In launching their probe in 2021, state enforcers said the company “failed to protect young people on its platforms” and accused it of “exploiting children in the interest of profit.”

The tech giant rejected the investigation at the time, with Meta spokesman Andy Stone saying the allegations were “false and demonstrate a deep misunderstanding of the facts.”

Since then, Meta has unveiled numerous policy and product changes intended to make its apps safer for children, including giving parents tools to track their kids’ activity, building in warnings that urge teens to take a break from social media, and implementing stricter privacy settings by default for young users.

But the changes have done little to pacify its critics at the state and federal level, who contend the company has shirked its responsibility to protect its most vulnerable young users.

For years, Meta has worried about young people spending less time on Facebook, while teens flock to competitors including TikTok and Snapchat. To attract younger users, the company has attempted to replicate TikTok with its short-form video service, Reels.

But the push to attract young people has drawn the attention of regulators who are concerned that apps like Facebook and Instagram hurt young people’s mental health, draw them into addictive products at a young age and compromise their privacy. Meta argues that the research about the effects of social media on young people is mixed and that the company takes precautions to protect users.

After Haugen’s disclosures became public, Meta announced that it was pausing its plans to build an Instagram app designed especially for children younger than 13. Advocacy groups, state attorneys general and lawmakers had urged the company to drop the project out of concern for young people’s mental health.

The company said at the time that it still believed in the concept of a kids-oriented Instagram app because children were simply lying about their age to join Instagram.

The Biden administration is separately scrutinizing Meta’s record on kids’ safety, with the Federal Trade Commission proposing a plan to bar the company from monetizing the data it collects from young users.

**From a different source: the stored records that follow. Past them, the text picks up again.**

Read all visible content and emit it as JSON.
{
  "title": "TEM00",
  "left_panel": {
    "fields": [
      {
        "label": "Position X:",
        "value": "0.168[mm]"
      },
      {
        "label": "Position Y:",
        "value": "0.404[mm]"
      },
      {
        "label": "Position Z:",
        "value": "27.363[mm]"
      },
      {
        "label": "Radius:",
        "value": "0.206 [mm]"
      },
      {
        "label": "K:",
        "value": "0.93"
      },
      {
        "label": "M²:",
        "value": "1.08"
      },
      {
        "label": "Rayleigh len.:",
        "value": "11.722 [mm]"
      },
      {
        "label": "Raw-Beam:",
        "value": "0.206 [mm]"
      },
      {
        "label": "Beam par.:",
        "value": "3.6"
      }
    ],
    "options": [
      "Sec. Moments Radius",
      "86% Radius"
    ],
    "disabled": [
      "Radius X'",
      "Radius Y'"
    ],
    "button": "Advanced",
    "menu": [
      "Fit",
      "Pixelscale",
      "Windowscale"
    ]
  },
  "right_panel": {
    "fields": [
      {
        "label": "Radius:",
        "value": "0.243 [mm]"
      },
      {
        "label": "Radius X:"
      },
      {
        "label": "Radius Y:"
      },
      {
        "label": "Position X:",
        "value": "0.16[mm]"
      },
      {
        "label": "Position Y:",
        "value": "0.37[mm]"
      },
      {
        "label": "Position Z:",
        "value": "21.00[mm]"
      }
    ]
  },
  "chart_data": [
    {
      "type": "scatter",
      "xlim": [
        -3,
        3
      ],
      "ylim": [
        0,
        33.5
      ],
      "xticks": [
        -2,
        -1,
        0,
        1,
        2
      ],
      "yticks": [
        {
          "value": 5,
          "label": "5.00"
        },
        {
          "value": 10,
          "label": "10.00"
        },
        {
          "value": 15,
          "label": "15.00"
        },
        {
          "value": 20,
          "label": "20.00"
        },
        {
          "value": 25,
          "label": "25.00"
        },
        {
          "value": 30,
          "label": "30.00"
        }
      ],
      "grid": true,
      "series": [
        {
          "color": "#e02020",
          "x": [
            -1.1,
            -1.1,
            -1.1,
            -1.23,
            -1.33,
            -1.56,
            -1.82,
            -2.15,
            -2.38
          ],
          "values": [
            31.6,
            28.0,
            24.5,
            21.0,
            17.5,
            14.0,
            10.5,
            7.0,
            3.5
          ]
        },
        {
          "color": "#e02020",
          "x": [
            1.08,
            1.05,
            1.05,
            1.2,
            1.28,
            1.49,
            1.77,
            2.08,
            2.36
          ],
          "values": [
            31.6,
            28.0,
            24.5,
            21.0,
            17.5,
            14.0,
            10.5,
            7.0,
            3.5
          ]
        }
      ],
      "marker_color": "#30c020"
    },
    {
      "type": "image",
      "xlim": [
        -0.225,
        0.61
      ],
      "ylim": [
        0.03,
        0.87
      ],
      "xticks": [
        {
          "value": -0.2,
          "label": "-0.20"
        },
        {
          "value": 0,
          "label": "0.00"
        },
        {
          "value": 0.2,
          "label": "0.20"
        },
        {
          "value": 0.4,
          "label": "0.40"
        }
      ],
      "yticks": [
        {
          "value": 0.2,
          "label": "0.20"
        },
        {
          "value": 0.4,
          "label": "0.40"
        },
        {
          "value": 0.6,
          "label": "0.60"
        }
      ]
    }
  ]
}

Meta’s Stone called it a “political stunt” and said the company would “vigorously fight” the move.

While efforts to rein in social media’s impact on kids are gaining steam with legislators and enforcers, they are increasingly running into major hurdles in the courts.

Federal judges recently blocked the newly passed children’s safety laws in California and Arkansas, saying they may violate First Amendment protections and sometimes raising doubts about their efficacy and whether they would actually keep kids safer.

State and federal enforcers for years have scrutinized tech companies’ handling of children’s private personal information, at times leveling huge fines against social media companies. The FTC and New York state in 2019 reached a $170 million settlement with Google-owned YouTube over charges that the company illegally collected data from users younger than 13.

But in recent years, officials have increasingly zeroed in on how tech companies could be exacerbating anxiety, depression and other mental health ills among children and teens.

Indiana, Arkansas and Utah have filed separate lawsuits accusing TikTok of harming kids through addictive features, by exposing them to inappropriate content or by misleading consumers about their safety protections. Arkansas filed a similar lawsuit accusing Meta of violating the state’s rules against deceptive trade practices.